Six years on, project still a non-starter
PATNA: Ahead of the 2015 assembly elections, one of the important components of the Rs 1,25,000-crore special package for Bihar announced by Prime Minister Narendra Modi was to set up a central university near the ancient seat of learning at Vikramshila in Bhagalpur district.
Six years on, even the land for the proposed university is not there.
Bihar’s glorious history in the sphere of education is marked by two great institutions — ancient universities of Nalanda and Vikramshila – which flourished before the establishment of Oxford and Cambridge universities in the United Kingdom.
Though the revival of Nalanda university has seen progress and the campus is being developed close to the ancient site, the remains of Vikramshila located near Antichak village in the Kahalgaon subdivision of Bhagalpur remain neglected for decades.
The state just has to provide land for the central university, while the entire responsibility of infrastructure development and academic activities rests with the Centre.
Bihar already has two central universities – Central University of South Bihar (CUSB) in Gaya and Mahatma Gandhi Central University in Motihari.
While Centre arranged land for CUSB from the defence ministry and the campus is now buzzing, the Motihari Central University is still awaiting its campus over five years after its inception and is functioning from a makeshift campus.
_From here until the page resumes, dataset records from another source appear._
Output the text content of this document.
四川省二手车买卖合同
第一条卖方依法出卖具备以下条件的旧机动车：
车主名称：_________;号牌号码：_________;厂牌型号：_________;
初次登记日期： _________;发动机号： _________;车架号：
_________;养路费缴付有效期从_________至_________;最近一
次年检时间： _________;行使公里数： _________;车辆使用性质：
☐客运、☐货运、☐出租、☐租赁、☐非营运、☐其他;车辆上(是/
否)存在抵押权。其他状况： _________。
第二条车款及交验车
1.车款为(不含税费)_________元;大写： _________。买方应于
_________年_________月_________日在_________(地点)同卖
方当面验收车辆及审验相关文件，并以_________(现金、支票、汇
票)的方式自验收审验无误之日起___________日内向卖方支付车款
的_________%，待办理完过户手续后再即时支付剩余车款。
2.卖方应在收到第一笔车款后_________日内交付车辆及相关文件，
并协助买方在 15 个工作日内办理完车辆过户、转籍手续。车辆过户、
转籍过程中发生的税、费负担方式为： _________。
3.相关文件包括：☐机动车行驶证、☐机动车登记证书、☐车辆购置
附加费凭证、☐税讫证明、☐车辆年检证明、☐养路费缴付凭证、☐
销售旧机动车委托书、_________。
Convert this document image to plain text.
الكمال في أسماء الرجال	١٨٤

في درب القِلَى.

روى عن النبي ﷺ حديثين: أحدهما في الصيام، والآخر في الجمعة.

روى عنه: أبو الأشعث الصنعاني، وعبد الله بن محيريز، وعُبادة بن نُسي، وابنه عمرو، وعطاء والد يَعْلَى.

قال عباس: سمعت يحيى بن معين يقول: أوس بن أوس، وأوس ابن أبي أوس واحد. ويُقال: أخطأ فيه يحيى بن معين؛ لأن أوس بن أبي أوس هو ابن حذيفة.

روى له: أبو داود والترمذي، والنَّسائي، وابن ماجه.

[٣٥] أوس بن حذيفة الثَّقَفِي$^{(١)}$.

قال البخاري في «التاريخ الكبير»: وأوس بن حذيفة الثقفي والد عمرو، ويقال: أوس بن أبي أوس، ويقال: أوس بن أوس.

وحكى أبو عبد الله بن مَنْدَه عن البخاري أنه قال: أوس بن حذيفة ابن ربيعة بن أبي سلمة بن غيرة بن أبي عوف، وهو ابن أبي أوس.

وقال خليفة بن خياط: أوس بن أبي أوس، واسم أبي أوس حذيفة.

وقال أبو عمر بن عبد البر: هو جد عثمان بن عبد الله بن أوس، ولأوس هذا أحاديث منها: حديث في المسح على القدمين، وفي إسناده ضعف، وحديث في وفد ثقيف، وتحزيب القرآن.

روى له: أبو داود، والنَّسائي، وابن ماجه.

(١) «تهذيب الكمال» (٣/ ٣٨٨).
The Vikramshila issue was also raised in the Bihar Legislative Assembly in 2017 itself through a call attention motion by former Speaker and senior Congress leader Sadanand Singh and the Bihar government made a statement that the Bhagalpur district magistrate had been asked to identify three different plots of land so that the Central team could visit for site selection.
However, a central panel could visit the site for the proposed Vikramshila Central University only this year, in March, and has submitted its interim report. The team was headed by the then CUSB vice-chancellor HCS Rathore and also comprised Central Public works Department (CPWD) and representatives of the Bihar government.
“We have given a positive interim report pertaining to suitability of land shown to us to the ministry of human resource development. The 282acre plot identified by the Bihar government should be sufficient, but land acquisition has to be completed. It is four kilometres from the ancient site. Now the decision has to be taken at the higher level,” Rathore said.
Bhagalpur district magistrate Subrat Kumar Sen said the report regarding the land in the Kahalgaon circle has been sent to the ministry by the committee. “Once the ministry gives its nod and we get the money for acquisition, we will start the process,” he said.
On November 20, 2015, the HRD ministry had requested the state government to provide two or three locations of 500 acres land, of which one suitable site (free or cost and free from all encumbrances) would be selected for the proposed university. However, the state government proposed to reduce the land area requirement to 200 acres, stating that most of the land in the state is agricultural and there is shortage of land area.
Accordingly, it was decided that the state government may provide 200 acres to begin with and acquire another 300 acres for further expansion. Later, in 2018, three sites at Parshuramchak, Antichak and Kisandaspur were identified.